Widespread resetting of DNA methylation in glioblastoma-initiating cells suppresses malignant cellular behavior in a lineage-dependent manner

Stefan H. Stricker; Andrew Feber; Pär G. Engström; Helena Carén; Kathreena M. Kurian; Yasuhiro Takashima; Colin Watts; Michael Way; Peter Dirks; Paul Bertone; Austin Smith; Stephan Beck; Steven M. Pollard

doi:10.1101/gad.212662.112

Widespread resetting of DNA methylation in glioblastoma-initiating cells suppresses malignant cellular behavior in a lineage-dependent manner

¹Department of Cancer Biology, UCL Cancer Institute, University College London, London WC1E 6BT, United Kingdom;
²Samantha Dickson Brain Cancer Unit,
³EMBL European Bioinformatics Institute, Wellcome Trust Genome Campus, Cambridge CB10 1SD, United Kingdom;
⁴Department of Neuropathology, Frenchay Hospital, Bristol BS16 1LE, United Kingdom;
⁵Wellcome Trust-Medical Research Council Stem Cell Institute,
⁶Department of Biochemistry, University of Cambridge, Cambridge CB2 1QR, United Kingdom;
⁷Department of Clinical Neurosciences, Cambridge Centre for Brain Repair, University of Cambridge, Cambridge CB2 0PY, United Kingdom;
⁸Division of Neurosurgery, Department of Clinical Neurosciences, Addenbrooke's Hospital, University of Cambridge, Cambridge CB2 0QQ, United Kingdom;
⁹Lincoln's Inn Fields Laboratories, Cancer Research UK London Research Institute, London WC2A 3LY, United Kingdom;
¹⁰Program in Developmental and Stem Cell Biology, Arthur and Sonia Labatt Brain Tumor Research Center, The Hospital for Sick Children, University of Toronto, Toronto, Ontario M5G 1X8, Canada;
¹¹Genome Biology Unit,
¹²Developmental Biology Unit, European Molecular Biology Laboratory, 69117 Heidelberg, Germany

Abstract

Epigenetic changes are frequently observed in cancer.

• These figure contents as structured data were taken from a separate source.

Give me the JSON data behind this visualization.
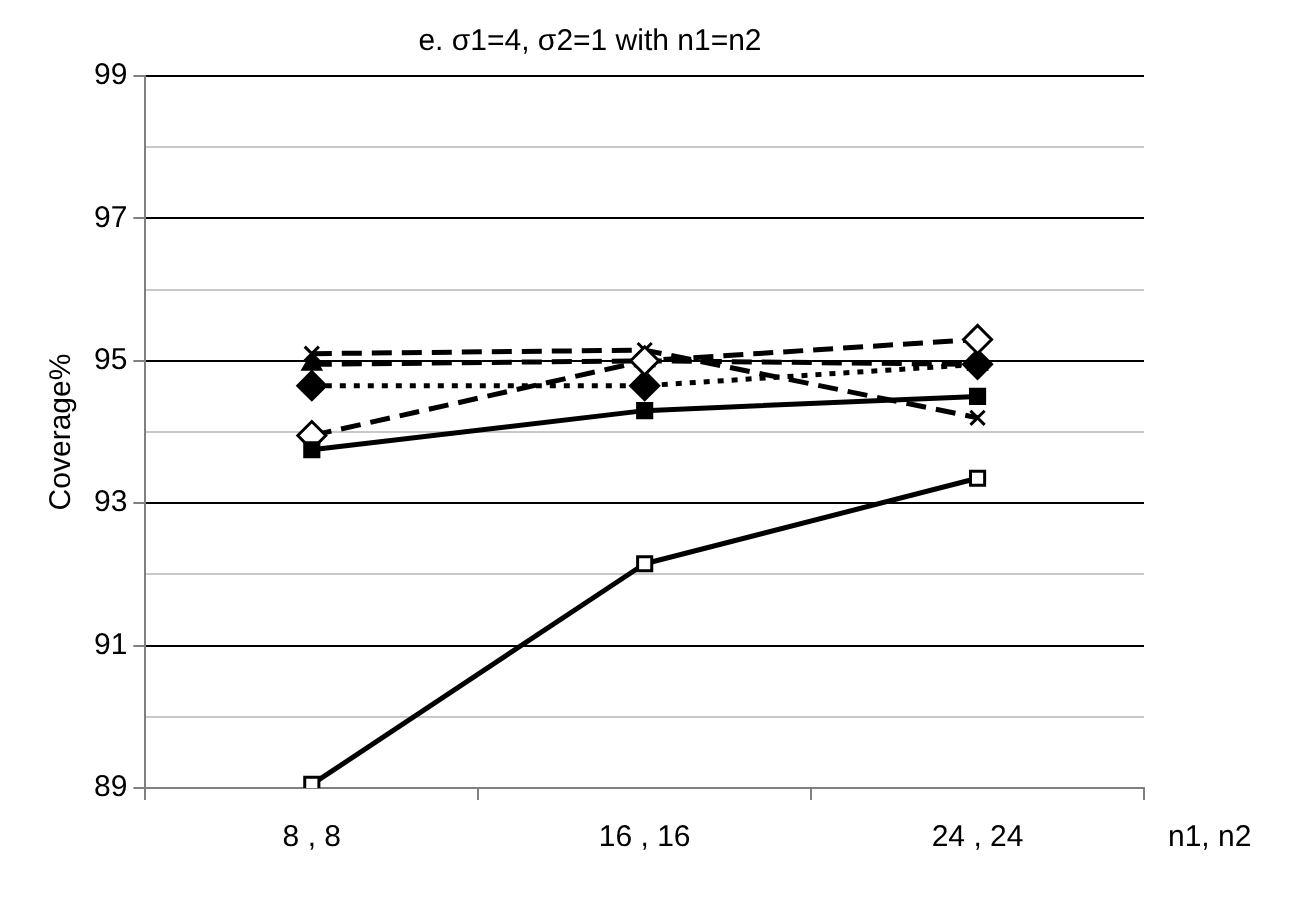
{
  "chart_data": {
    "type": "line",
    "title": "e. σ1=4, σ2=1 with n1=n2",
    "xlabel": "n1, n2",
    "ylabel": "Coverage%",
    "categories": [
      "8 , 8",
      "16 , 16",
      "24 , 24"
    ],
    "ylim": [
      89,
      99
    ],
    "yticks": [
      89,
      {
        "value": 90,
        "label": null
      },
      91,
      {
        "value": 92,
        "label": null
      },
      93,
      {
        "value": 94,
        "label": null
      },
      95,
      {
        "value": 96,
        "label": null
      },
      97,
      {
        "value": 98,
        "label": null
      },
      99
    ],
    "grid": "y",
    "legend": false,
    "series": [
      {
        "color": "#000000",
        "marker": "square",
        "line_style": "solid",
        "values": [
          89.05,
          92.15,
          93.35
        ]
      },
      {
        "color": "#000000",
        "marker": "square",
        "line_style": "solid",
        "values": [
          93.75,
          94.3,
          94.5
        ]
      },
      {
        "color": "#000000",
        "marker": "diamond",
        "line_style": "dashed",
        "values": [
          93.95,
          95.0,
          95.3
        ]
      },
      {
        "color": "#000000",
        "marker": "cross",
        "line_style": "dashed",
        "values": [
          95.1,
          95.15,
          94.2
        ]
      },
      {
        "color": "#000000",
        "marker": "diamond",
        "line_style": "dotted",
        "values": [
          94.65,
          94.65,
          94.95
        ]
      },
      {
        "color": "#000000",
        "marker": "triangle",
        "line_style": "dashed",
        "values": [
          94.95,
          95.0,
          94.95
        ]
      }
    ]
  }
}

However, their role in establishing or sustaining the malignant state has been difficult to determine due to the lack of experimental tools that enable resetting of epigenetic abnormalities. To address this, we applied induced pluripotent stem cell (iPSC) reprogramming techniques to invoke widespread epigenetic resetting of glioblastoma (GBM)-derived neural stem (GNS) cells. GBM iPSCs (GiPSCs) were subsequently redifferentiated to the neural lineage to assess the impact of cancer-specific epigenetic abnormalities on tumorigenicity. GiPSCs and their differentiating derivatives display widespread resetting of common GBM-associated changes, such as DNA hypermethylation of promoter regions of the cell motility regulator TES (testis-derived transcript), the tumor suppressor cyclin-dependent kinase inhibitor 1C (CDKN1C; p57KIP2), and many polycomb-repressive complex 2 (PRC2) target genes (e.g., SFRP2). Surprisingly, despite such global epigenetic reconfiguration, GiPSC-derived neural progenitors remained highly malignant upon xenotransplantation. Only when GiPSCs were directed to nonneural cell types did we observe sustained expression of reactivated tumor suppressors and reduced infiltrative behavior. These data suggest that imposing an epigenome associated with an alternative developmental lineage can suppress malignant behavior. However, in the context of the neural lineage, widespread resetting of GBM-associated epigenetic abnormalities is not sufficient to override the cancer genome.